Right on, Tracey! These people NEVER consider the long-range effects of anything they espouse. The MEMBERSHIP is mainly made up of well- meaning, kind-hearted people who think they are doing a good thing by belonging. Most of them don't have a clue just how outrageous the long-term agenda is of the group's leaders.

Their ususal MO is to concentrate on an issue en masse, until they've recieved enough media attention (and contributions). If you follow them at all, you will quickly discover that they almost without exception dont know the first thing about that which they are speaking! I have had myriad "discussions" with PETA and ALF people, and almost every time they have no answers to my serious inquiries about the long-range effects of what they are trying to accomplish. Their information is almost always faulty, full of emotional manipulation, and just plain wrong.

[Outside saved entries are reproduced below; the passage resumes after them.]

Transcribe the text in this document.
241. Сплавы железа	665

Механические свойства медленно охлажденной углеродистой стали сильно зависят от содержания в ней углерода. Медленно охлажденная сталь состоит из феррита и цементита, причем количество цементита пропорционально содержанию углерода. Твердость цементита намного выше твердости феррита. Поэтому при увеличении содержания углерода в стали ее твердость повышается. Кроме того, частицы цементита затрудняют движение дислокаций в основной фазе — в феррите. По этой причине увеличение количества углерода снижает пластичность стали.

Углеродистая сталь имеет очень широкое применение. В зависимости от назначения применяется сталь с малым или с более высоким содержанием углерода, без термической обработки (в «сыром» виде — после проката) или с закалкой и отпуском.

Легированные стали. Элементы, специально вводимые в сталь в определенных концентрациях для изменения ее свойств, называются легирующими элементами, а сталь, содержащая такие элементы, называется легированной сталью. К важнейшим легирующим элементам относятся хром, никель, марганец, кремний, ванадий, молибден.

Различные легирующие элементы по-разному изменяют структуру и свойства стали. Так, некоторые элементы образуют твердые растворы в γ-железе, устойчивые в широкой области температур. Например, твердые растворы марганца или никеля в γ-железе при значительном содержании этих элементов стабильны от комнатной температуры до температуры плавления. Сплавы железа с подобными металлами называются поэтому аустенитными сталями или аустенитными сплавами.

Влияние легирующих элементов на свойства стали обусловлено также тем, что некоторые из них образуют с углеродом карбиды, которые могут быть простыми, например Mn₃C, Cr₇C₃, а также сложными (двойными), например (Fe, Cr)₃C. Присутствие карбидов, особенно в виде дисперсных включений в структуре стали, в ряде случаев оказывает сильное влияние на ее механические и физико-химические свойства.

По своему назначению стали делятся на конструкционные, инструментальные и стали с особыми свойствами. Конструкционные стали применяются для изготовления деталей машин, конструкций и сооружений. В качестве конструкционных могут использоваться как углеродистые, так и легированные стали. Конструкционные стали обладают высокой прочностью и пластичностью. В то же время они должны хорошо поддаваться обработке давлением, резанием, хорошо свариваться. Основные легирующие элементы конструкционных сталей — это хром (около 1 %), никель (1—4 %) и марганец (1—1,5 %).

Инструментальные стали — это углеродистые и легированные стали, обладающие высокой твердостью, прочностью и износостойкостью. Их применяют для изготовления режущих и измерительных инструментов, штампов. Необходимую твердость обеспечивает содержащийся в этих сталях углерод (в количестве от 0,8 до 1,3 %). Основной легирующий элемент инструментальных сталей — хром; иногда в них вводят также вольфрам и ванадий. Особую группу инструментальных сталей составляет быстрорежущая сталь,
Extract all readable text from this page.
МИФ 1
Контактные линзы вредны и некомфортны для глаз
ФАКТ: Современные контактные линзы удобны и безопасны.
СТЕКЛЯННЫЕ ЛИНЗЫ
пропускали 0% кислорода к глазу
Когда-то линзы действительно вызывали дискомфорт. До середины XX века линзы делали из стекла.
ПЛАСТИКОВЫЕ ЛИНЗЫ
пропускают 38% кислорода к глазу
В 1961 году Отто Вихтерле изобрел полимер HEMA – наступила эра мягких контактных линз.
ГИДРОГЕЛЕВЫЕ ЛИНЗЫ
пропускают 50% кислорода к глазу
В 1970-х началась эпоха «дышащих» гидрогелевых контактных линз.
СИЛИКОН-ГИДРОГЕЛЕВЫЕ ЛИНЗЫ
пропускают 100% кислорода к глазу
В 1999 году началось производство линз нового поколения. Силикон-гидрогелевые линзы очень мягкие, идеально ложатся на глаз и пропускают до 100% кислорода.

Remember: when, as you just pointed out, what they are doing seems illogical and counterproductive to the welfare of animals, that their ultimate goal is to rid the world of ANY domestic animal use whatsever. To those of us who really know animals, the hypocrisy is obvious. Even if such a scenario were positive (which it is not), the immeasurable and interminable suffering to domestic animals everywhere apparently is something that doesnt quite register with these people, or they really don't give a damn. (..end justifies the means?...)

-- Earthmama (, August 05, 2001.

Hey folks!

I called McMurray hatchery and got another great idea, news stations. This story is being picked up by various newspapers, radio stations and TV stations. I am going to e-mail a couple of stations that I frequent their websites and hope for the best!

The lady I spoke with did not know if PETA was involved in this or not. It appears that it is not real blatant if they are. I guess the whole issue annoys me so much I don't really care at this point. Maybe it is just someone sitting at a desk looking at the bottom line (and maybe a membership in PETA???).

Regardless, maybe some other people out there can e-mail the news stations, too. It can't hurt. I'm in NY and many of you are in other states.

Off to the other sites!

-- Tracey Burnash (, August 06, 2001.

If this whole postal thing happens its going to spell out problems for those interested in the preservation of rare and heritage breeds of poultry too! Are any of those societies etc getting involved to help the hatcheries? Gotta keep that gene pool deep enough, eh?

-- Alison in N.S. (, August 08, 2001.